Well, if it was me, James, I’d certainly be supplying my own outlandish theory :)

James Farrell
18 years ago

“Well, if it was me…”

I fervently wish it was!

Nicholas Gruen
Admin
18 years ago

Yes John, I agree with the removal of players till you get a result. The other possibility is enlarging the size of the goals, but it would take longer to set up. One could also remove the goalie. That would sort things out – but I guess rather too dramatically. One might also remove the offside rule?

taust
taust
18 years ago

Football distills life – some reward for effort but the final result can have a large slice of luck.

The USA has a belief in the rule of law giving a ‘fair’ outcome hence their more ‘technical’ game.

Cricket should be the ultimate USA game. Complex rules with a final decision by the umpire. Unfortunatly it has now on the way to destruction by the PC’s with appeal bodies proper procedures etc etc.
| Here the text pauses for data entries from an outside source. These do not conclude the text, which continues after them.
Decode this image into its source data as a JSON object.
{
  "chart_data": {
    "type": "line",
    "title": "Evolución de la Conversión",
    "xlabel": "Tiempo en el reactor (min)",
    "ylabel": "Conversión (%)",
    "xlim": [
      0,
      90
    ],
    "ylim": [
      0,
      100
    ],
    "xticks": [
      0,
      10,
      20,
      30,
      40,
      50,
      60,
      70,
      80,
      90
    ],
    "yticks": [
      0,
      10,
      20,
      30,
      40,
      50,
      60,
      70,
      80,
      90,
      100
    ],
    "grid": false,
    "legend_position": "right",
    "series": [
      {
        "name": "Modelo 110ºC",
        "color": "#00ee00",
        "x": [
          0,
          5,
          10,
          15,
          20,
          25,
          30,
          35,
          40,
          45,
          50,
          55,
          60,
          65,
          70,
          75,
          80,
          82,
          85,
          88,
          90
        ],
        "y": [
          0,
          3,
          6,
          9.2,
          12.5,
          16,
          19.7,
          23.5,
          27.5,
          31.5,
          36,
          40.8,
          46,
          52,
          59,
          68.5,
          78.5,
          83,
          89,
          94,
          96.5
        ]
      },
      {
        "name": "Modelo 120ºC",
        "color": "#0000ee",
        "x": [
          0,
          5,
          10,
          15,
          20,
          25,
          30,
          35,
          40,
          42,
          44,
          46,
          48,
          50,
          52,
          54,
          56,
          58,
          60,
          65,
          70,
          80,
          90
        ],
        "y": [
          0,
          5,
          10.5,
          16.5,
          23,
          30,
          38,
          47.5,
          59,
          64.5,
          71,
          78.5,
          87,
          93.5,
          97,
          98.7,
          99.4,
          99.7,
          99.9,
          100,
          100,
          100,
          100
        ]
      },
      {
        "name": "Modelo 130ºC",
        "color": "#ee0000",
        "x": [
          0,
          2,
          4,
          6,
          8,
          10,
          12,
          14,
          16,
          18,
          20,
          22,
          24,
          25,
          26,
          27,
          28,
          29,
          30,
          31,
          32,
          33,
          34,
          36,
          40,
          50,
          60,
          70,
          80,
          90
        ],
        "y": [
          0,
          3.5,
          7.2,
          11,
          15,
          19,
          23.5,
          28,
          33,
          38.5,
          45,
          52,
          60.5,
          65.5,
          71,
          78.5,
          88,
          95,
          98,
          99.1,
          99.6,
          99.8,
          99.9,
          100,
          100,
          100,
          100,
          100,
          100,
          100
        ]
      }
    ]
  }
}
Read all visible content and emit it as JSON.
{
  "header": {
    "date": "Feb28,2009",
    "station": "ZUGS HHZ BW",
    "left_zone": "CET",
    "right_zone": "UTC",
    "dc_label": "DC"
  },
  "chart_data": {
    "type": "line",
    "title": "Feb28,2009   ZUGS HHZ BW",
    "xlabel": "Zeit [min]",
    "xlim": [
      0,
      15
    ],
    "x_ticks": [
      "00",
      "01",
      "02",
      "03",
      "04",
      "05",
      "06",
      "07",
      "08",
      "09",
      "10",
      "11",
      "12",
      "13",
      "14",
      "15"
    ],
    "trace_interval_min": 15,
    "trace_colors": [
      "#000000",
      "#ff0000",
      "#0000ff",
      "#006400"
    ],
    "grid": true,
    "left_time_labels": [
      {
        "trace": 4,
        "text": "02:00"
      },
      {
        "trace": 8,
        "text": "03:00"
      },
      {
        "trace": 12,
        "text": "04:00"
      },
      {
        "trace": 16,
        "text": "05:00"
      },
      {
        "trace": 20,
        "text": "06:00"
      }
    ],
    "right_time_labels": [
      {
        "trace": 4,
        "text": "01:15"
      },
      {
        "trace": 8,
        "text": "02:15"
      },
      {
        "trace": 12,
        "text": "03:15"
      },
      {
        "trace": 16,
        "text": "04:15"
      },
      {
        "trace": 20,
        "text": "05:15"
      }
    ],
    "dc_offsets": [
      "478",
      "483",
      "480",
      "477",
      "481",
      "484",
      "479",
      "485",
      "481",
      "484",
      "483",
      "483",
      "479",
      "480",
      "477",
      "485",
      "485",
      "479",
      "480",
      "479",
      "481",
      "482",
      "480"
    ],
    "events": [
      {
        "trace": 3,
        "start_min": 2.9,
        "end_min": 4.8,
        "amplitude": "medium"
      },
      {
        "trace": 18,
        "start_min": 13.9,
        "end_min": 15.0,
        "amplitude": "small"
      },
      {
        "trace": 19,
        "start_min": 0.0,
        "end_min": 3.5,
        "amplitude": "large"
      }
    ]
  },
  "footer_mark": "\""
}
Beach volley ball would be worth analysing but I have never read the rules.

Don Wigan
Don Wigan
18 years ago

OTOH, the Sanderson-Duffy perspective may take some comfort from the political turn leftwards by most South American countries. All soft-cock soccer countries – what do you expect?

John Quiggin
John Quiggin
18 years ago

“Cricket should be the ultimate USA game. Complex rules with a final decision by the umpire. ”

This sounds about as anti-Hayekian as you could get.

haiku
haiku
18 years ago

Duffy knows bugger-all about sport. Yobbo or Wickstein would take him to the cleaners. Maybe even Jason Soon.

Have any of you ever played drop-off? You simply couldn’t do it in a major tournament. In six-a-side, we got down to two players each (and played for several minutes) before sheer exhaustion set in and a goal was scored. Imagine trying to back up again after that …

taust
taust
18 years ago

John Quiggin your comment strikes an interesting chord.

The USA constitutional system based on the rule of law and separation of powers would appear to be anti-Hayekian in structure.

Did the founding fathers of the USA constitution make a mistake and develop a constitution that is flawed for the ongoing development of a free economy.

A structurally flawed constitution might explain the baroque developments that lead to USA protectionism being an all pervading characteristic of the USA political scene.